Ivory Coast - Country Information
Also known as Ivory Coast, Côte d’Ivoire is embarking on massive upgrading of its infrastructure, with significant investments from the public and private sectors. The government itself plans to spend US$60 billion on infrastructure projects between 2016 and 2020. National and regional transport infrastructure as well as power supply reliability are expected to show great improvements over the coming decade. These improvements in infrastructure will also have positive spillovers for the greater economy, stimulating business activity and boosting household spending.
Favourable economic conditions
Ivory Coast is expected to remain one of the world’s fastest growing economies, with continued investor confidence and strong foreign capital inflows. The government has also put in place ambitious plans to stimulate and enhance private investment to achieve emerging market status by 2020. The country's growth rate has been among the highest in the world for the last five years, and is expected to be around 7% in the coming years1.

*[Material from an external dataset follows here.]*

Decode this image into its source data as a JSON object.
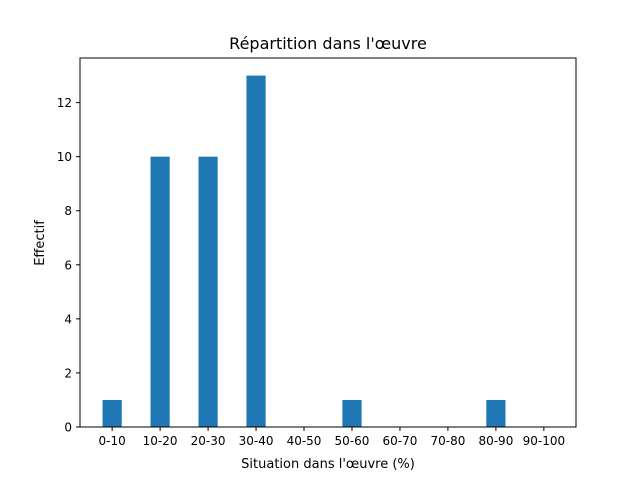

Political stabilisation has been underway since the end of a long civil conflict in 2011. Current President Alassane Ouattara has focused on economic growth, driven by foreign investment, to normalise the political situation. He also revamped the nation’s agriculture and housing industries, which has played a part in bringing stability to the country. The completion of relatively peaceful presidential elections in 2015 and parliamentary elections in 2016 are testament to Ivory Coast's increased ability to manage its political process. In a sign of further stability, the United Nations’ peacekeeping mission formally left the country in June 2017.
Venture to Ivory Coast
Ivory Coast is one of the fastest-growing economies in the world, with a GDP growth rate of 7.7% in 2016. With an estimated GDP of US$35.67 billion in 2016, Ivory Coast is currently the largest member of the West African Economic and Monetary Union (WAEMU). It aims to be the trading hub in West Africa and the gateway to the Economic Community of West African States (ECOWAS).
The government's National Development Plan aims to transform Ivory Coast into a middle-income economy by 2020. Ongoing and planned road, port and railway investments will boost national and regional trade. Improved security and political stability will encourage economic growth and the growth of consumer markets.